Monday, October 17, 2011

Looking at Hadoop and Mahout

Since I finished my most recent contract work assignment on Friday I'm going to spend some time reading up on Hadoop and Mahout.
 
Hadoop:
The Apache Hadoop software library is a framework that allows for the distributed processing of large data sets across clusters of computers using a simple programming model. It is designed to scale up from single servers to thousands of machines, each offering local computation and storage.
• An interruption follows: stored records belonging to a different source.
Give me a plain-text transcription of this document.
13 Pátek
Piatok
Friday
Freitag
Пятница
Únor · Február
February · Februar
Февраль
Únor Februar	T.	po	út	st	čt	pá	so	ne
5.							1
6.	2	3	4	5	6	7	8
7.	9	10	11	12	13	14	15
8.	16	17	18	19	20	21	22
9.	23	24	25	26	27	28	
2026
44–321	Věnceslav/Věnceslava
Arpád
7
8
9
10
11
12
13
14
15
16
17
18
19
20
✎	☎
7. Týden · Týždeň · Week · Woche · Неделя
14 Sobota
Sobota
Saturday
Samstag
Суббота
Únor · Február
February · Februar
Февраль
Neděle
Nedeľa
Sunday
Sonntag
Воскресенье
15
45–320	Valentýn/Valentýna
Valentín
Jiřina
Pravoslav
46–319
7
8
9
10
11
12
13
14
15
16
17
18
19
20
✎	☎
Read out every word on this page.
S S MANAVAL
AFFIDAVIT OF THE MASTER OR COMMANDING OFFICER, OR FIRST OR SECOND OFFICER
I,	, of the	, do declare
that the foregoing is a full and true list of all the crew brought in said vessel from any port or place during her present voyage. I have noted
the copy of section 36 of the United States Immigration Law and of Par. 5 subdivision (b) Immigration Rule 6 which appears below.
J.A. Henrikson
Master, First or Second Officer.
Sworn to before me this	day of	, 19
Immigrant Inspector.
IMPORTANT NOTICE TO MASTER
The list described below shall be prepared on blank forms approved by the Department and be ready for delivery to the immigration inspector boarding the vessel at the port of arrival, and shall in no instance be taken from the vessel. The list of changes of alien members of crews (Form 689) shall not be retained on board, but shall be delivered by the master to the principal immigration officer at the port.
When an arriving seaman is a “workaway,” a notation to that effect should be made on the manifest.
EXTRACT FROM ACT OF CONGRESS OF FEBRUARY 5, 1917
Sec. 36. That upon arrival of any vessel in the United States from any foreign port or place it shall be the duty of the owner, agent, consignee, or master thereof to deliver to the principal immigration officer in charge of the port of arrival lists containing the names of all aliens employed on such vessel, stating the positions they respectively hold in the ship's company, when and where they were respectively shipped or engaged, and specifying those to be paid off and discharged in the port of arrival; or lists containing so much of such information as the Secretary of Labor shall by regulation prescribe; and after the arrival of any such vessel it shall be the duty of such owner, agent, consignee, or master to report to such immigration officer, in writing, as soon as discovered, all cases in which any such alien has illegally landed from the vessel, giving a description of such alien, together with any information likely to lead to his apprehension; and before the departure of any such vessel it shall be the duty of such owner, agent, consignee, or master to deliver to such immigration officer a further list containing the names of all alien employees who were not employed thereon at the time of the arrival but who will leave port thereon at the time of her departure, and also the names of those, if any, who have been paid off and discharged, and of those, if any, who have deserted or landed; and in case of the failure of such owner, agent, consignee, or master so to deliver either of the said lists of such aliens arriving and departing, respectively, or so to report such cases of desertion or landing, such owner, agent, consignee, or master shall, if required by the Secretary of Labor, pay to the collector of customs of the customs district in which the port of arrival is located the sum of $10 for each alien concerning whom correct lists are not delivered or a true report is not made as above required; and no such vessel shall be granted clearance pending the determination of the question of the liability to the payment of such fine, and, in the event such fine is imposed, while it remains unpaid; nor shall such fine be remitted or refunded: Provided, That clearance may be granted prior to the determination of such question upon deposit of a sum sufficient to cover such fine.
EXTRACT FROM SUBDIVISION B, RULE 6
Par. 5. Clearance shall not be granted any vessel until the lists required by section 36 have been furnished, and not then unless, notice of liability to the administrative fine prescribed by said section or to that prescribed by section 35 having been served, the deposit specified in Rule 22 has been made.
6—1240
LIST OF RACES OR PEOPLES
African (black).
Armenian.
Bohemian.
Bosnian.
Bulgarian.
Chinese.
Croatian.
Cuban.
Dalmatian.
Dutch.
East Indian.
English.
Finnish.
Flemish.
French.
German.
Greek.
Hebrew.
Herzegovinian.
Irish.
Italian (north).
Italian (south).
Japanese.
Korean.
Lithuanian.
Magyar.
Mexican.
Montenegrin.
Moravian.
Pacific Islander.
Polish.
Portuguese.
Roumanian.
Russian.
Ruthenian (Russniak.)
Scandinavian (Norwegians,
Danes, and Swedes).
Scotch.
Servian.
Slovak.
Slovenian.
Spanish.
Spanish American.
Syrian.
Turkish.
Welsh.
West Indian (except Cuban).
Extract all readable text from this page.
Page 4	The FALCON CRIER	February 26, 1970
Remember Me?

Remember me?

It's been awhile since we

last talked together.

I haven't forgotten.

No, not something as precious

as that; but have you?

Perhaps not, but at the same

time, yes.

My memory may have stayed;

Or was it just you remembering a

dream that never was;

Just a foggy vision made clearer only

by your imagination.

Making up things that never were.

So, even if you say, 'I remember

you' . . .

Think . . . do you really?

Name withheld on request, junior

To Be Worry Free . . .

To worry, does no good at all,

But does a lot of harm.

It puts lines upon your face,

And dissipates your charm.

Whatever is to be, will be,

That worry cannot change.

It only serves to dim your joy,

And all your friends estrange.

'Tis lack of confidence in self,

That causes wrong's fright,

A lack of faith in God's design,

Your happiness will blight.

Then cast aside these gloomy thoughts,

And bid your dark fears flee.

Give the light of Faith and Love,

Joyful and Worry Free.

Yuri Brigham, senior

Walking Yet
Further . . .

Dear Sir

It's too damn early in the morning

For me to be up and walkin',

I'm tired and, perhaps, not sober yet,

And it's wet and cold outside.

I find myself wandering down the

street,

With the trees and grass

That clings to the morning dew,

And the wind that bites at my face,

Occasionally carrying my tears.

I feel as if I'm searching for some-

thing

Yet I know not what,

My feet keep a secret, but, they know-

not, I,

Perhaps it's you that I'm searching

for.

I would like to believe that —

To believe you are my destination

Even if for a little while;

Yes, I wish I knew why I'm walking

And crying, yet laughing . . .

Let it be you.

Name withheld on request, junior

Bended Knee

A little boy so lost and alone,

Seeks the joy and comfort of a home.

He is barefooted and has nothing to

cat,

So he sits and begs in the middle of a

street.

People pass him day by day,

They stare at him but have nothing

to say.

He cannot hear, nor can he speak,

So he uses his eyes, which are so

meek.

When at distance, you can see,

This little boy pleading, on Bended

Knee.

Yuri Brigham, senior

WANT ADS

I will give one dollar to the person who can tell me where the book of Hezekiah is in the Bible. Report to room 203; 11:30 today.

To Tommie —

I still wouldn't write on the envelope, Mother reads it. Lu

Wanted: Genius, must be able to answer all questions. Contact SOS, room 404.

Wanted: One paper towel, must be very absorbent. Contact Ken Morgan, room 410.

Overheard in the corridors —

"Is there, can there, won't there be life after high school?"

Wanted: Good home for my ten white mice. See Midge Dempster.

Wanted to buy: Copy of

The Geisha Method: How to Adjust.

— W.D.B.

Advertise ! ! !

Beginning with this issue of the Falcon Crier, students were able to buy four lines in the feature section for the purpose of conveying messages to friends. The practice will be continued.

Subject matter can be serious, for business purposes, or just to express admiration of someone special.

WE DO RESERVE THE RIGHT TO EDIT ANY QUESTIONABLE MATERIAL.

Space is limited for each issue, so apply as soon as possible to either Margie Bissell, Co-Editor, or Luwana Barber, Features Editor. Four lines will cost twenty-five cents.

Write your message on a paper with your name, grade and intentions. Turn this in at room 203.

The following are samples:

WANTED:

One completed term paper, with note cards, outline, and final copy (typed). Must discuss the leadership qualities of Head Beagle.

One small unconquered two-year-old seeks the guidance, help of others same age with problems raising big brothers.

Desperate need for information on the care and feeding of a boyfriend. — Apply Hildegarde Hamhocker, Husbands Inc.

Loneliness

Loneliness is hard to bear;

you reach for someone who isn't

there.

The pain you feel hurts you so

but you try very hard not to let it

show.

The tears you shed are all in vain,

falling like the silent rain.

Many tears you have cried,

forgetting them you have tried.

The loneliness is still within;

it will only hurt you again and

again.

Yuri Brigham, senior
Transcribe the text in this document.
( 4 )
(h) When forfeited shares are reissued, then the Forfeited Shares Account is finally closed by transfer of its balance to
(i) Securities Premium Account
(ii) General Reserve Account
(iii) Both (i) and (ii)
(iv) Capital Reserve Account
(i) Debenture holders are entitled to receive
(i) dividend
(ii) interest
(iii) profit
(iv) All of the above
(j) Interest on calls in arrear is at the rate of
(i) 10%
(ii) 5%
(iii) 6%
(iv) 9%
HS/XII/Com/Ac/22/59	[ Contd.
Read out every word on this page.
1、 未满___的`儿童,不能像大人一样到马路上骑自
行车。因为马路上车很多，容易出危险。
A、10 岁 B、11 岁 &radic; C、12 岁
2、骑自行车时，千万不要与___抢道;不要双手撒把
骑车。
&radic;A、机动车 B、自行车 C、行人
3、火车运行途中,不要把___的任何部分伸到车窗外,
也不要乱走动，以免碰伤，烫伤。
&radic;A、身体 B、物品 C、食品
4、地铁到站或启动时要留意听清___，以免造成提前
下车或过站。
Rather than rely on hardware to deliver high-avaiability, the library itself is designed to detect and handle failures at the application layer, so delivering a highly-availabile service on top of a cluster of computers, each of which may be prone to failures.
Mahout:
The Apache Mahout machine learning library's goal is to build scalable machine learning libraries.
 
Currently Mahout supports mainly four use cases: Recommendation mining takes users' behavior and from that tries to find items users might like. Clustering takes e.g. text documents and groups them into groups of topically related documents. Classification learns from exisiting categorized documents what documents of a specific category look like and is able to assign unlabelled documents to the (hopefully) correct category. Frequent itemset mining takes a set of item groups (terms in a query session, shopping cart content) and identifies, which individual items usually appear together.
In short, Big Data and cluster-based computing.
 
Today I'm reading through the Hadoop Tutorial.